TFSA, Tax-Free Savings Account.
- Money earned via investment is tax-free
- Unused contribution rooms accumulates
- Tip: Look into beneficiary info
RRSP, Registered Retirement Savings Plan
- Lower taxable income
- Can be used for first home purchase
- Or continuing education
Lower your taxable income – What does that mean? If you make $100,000 and you contribute $30,000 into your RRSP. You’re paying taxes on an income of someone who is making $70,000.
To see what your tax return can look like, visit the EY calculator.
Okay, so which one should I go with?
When looking into investing, your income plays a role to determine where you should put your funds.
With a higher income, it makes sense to maximize both your RRSP and TFSA account.
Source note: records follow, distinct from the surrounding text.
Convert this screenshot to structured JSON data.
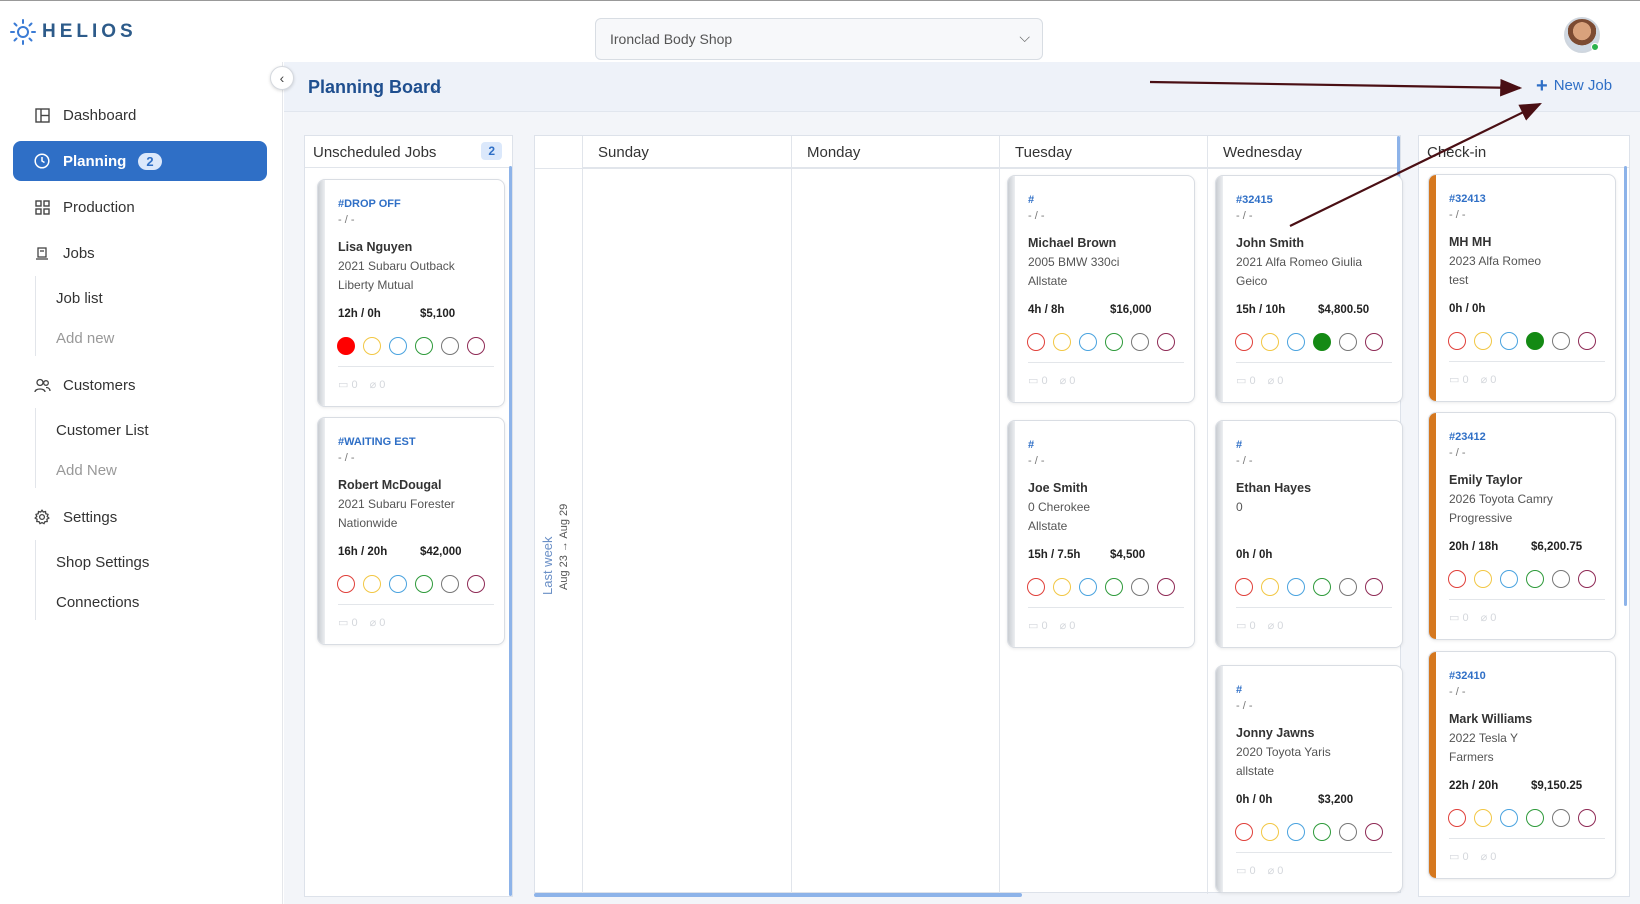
{
  "app": {
    "name": "HELIOS"
  },
  "topbar": {
    "shop": "Ironclad Body Shop"
  },
  "sidebar": {
    "dashboard": "Dashboard",
    "planning": "Planning",
    "planning_badge": "2",
    "production": "Production",
    "jobs": "Jobs",
    "job_list": "Job list",
    "jobs_add_new": "Add new",
    "customers": "Customers",
    "customer_list": "Customer List",
    "customers_add_new": "Add New",
    "settings": "Settings",
    "shop_settings": "Shop Settings",
    "connections": "Connections"
  },
  "main": {
    "title": "Planning Board",
    "new_job": "New Job",
    "unscheduled_title": "Unscheduled Jobs",
    "unscheduled_count": "2",
    "days": [
      "Sunday",
      "Monday",
      "Tuesday",
      "Wednesday"
    ],
    "checkin_title": "Check-in",
    "week_label": "Last week",
    "week_range": "Aug 23 → Aug 29"
  },
  "colors": {
    "accent": "#2f6fc6",
    "dot_red": "#e0403a",
    "dot_yellow": "#f2c744",
    "dot_blue": "#4aa3df",
    "dot_green": "#2e9a3a",
    "dot_gray": "#777777",
    "dot_purple": "#8e2a55",
    "filled_red": "#ff0000",
    "filled_green": "#148a14",
    "orange_edge": "#d5781f"
  },
  "cards": {
    "u1": {
      "ro": "#DROP OFF",
      "dash": "- / -",
      "name": "Lisa Nguyen",
      "vehicle": "2021 Subaru Outback",
      "insurer": "Liberty Mutual",
      "hours": "12h / 0h",
      "amount": "$5,100",
      "comments": "0",
      "attachments": "0"
    },
    "u2": {
      "ro": "#WAITING EST",
      "dash": "- / -",
      "name": "Robert McDougal",
      "vehicle": "2021 Subaru Forester",
      "insurer": "Nationwide",
      "hours": "16h / 20h",
      "amount": "$42,000",
      "comments": "0",
      "attachments": "0"
    },
    "t1": {
      "ro": "#",
      "dash": "- / -",
      "name": "Michael Brown",
      "vehicle": "2005 BMW 330ci",
      "insurer": "Allstate",
      "hours": "4h / 8h",
      "amount": "$16,000",
      "comments": "0",
      "attachments": "0"
    },
    "t2": {
      "ro": "#",
      "dash": "- / -",
      "name": "Joe Smith",
      "vehicle": "0 Cherokee",
      "insurer": "Allstate",
      "hours": "15h / 7.5h",
      "amount": "$4,500",
      "comments": "0",
      "attachments": "0"
    },
    "w1": {
      "ro": "#32415",
      "dash": "- / -",
      "name": "John Smith",
      "vehicle": "2021 Alfa Romeo Giulia",
      "insurer": "Geico",
      "hours": "15h / 10h",
      "amount": "$4,800.50",
      "comments": "0",
      "attachments": "0"
    },
    "w2": {
      "ro": "#",
      "dash": "- / -",
      "name": "Ethan Hayes",
      "vehicle": "0",
      "insurer": "",
      "hours": "0h / 0h",
      "amount": "",
      "comments": "0",
      "attachments": "0"
    },
    "w3": {
      "ro": "#",
      "dash": "- / -",
      "name": "Jonny Jawns",
      "vehicle": "2020 Toyota Yaris",
      "insurer": "allstate",
      "hours": "0h / 0h",
      "amount": "$3,200",
      "comments": "0",
      "attachments": "0"
    },
    "c1": {
      "ro": "#32413",
      "dash": "- / -",
      "name": "MH MH",
      "vehicle": "2023 Alfa Romeo",
      "insurer": "test",
      "hours": "0h / 0h",
      "amount": "",
      "comments": "0",
      "attachments": "0"
    },
    "c2": {
      "ro": "#23412",
      "dash": "- / -",
      "name": "Emily Taylor",
      "vehicle": "2026 Toyota Camry",
      "insurer": "Progressive",
      "hours": "20h / 18h",
      "amount": "$6,200.75",
      "comments": "0",
      "attachments": "0"
    },
    "c3": {
      "ro": "#32410",
      "dash": "- / -",
      "name": "Mark Williams",
      "vehicle": "2022 Tesla Y",
      "insurer": "Farmers",
      "hours": "22h / 20h",
      "amount": "$9,150.25",
      "comments": "0",
      "attachments": "0"
    }
  }
}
With a higher tax bracket, by putting money into your RRSP you can save on income taxes.
Tax-free earnings from investments from TFSA.
A mid-range income might benefit from a TFSA in the short term while you accumulate RRSP room that is carried over from the previous years. This is particularly helpful if you’re planning on moving into a higher tax bracket.
A lower income range might not benefit from an RRSP if your expected retirement income and tax bracket is higher than it would be than it is now. The taxes you pay on withdrawal will end up exceeding the savings in tax deduction now.
Let me know what you would like to learn more about.
And as always, please discuss your financial goals & needs with an financial advisor.